Upon seeing the new feel good family movie, “Dan in Real Life”, I couldn’t help but think that this was the poor man’s “Family Stone”. Now, the “Family Stone” wasn’t exactly a milestone in cinematic history, so you can imagine what level this film achieved…hovering right around mediocre, at best.
However, I will say that it was somewhat entertaining. I, too, laughed with the aged audience who had come for the 4:30 showing last Sunday afternoon. You see; I didn’t walk into this sticky movie theater with any expectations. In fact, I’m pretty sure I had negative hope for this move, so anything was something.
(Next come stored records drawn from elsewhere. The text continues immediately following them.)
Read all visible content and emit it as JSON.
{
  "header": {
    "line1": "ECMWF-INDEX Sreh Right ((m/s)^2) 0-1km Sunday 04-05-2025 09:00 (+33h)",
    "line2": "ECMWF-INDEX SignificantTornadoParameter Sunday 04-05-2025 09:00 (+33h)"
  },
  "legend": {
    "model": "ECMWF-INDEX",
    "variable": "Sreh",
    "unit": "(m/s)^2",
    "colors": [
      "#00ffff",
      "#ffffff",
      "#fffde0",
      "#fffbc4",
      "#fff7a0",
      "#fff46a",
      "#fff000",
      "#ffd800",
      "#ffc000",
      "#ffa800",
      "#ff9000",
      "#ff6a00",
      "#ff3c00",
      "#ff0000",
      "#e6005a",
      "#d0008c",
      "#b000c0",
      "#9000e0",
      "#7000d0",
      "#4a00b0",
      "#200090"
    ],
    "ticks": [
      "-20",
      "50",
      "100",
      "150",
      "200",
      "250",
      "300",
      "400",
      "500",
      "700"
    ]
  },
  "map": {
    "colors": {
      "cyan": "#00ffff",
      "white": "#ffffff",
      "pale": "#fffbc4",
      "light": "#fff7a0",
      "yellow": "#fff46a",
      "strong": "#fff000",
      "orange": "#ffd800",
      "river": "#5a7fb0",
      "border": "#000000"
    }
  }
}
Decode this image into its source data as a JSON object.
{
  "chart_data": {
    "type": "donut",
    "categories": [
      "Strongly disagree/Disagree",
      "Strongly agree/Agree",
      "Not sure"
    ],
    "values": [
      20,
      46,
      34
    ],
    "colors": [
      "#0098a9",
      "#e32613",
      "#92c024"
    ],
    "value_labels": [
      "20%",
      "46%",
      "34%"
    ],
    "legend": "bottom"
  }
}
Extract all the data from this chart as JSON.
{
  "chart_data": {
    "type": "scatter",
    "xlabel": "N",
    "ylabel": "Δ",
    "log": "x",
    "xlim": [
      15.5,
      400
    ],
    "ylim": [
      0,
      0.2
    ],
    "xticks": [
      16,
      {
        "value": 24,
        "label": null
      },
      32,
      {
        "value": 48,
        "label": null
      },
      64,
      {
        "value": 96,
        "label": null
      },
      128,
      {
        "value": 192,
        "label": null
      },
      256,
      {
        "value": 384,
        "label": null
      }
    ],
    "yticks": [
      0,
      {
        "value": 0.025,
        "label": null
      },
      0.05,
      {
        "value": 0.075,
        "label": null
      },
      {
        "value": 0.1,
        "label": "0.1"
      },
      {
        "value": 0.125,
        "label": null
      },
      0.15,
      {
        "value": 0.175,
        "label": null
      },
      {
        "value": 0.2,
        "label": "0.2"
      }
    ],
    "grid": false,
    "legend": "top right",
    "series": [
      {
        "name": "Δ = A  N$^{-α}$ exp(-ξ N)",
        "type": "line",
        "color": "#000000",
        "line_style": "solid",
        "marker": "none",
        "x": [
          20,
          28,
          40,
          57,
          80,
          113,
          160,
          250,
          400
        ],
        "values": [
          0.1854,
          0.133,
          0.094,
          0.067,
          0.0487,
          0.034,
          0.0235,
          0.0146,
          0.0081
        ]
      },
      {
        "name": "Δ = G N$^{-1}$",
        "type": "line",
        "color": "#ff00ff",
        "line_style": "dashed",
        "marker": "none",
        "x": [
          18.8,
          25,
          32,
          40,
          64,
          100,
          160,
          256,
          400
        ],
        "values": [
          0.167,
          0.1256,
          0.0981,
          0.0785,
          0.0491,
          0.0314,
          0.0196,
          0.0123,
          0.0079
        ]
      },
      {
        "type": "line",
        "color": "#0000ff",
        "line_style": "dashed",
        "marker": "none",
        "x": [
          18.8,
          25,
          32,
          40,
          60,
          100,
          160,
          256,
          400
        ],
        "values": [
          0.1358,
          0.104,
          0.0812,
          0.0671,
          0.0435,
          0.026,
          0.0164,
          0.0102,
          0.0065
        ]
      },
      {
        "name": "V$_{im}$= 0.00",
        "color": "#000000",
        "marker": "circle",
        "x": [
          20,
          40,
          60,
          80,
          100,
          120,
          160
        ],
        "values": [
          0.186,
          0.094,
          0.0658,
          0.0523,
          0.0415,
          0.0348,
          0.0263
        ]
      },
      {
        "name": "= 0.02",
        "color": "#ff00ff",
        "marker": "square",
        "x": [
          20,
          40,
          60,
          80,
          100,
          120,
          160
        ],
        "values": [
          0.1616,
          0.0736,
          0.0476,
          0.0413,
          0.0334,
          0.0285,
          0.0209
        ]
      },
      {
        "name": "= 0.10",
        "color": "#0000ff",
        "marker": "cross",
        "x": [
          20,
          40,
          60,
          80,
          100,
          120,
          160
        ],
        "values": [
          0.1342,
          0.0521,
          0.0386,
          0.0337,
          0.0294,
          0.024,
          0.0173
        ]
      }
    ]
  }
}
The movie is about Dan (Carell), a family advice columnist and a widower raising three daughters. Think “Full House” on the big screen. He packs up the car and kids and takes them to the family’s lake house for their annual family togetherness time. Upon arrival, the rest of the family, who are all loving and wonderful, greets them. You know, just like real life. With his daughters frustrated with him, Dan seeks solace at the local bookshop where he meets a chatty foreign woman (Juliette Binoche), with whom he engages a deep conversation. She has to go suddenly, but she gives him her number, despite the fact that she is dating someone. He returns to the family in high spirits boasting to the men folk about this amazing woman. Enter younger brother/Uncle Jesse-type (Dane cook) with his new girlfriend in tow. Turns out, the woman at the bookstore is Dan’s brother’s girlfriend. Sexual and familial tensions ensue to bring you…”Dan in Real Life”.
Steve Carell gave a slightly emotional performance in which I could visible see him physically holding back his urge to be funny. I kind of just wish he would have let it out, and added some originality to the film. I disliked the choice of Juliette Binoche as the love interest. I really respect her as an actress, (Chocolat was tasty) but she just seemed unrealistic for either brother to be interested in her. Dare I say…too old? As for Dane Cook, there are no words for our stand-up friend, who should steer clear of the big screen and stick to large arenas filled with frat boys.
Despite my biting remarks, if you have nothing to do on a Sunday afternoon, it’s not a complete waste of ten bucks. Take your Mom as a beard, because then you can claim that she insisted you go with her.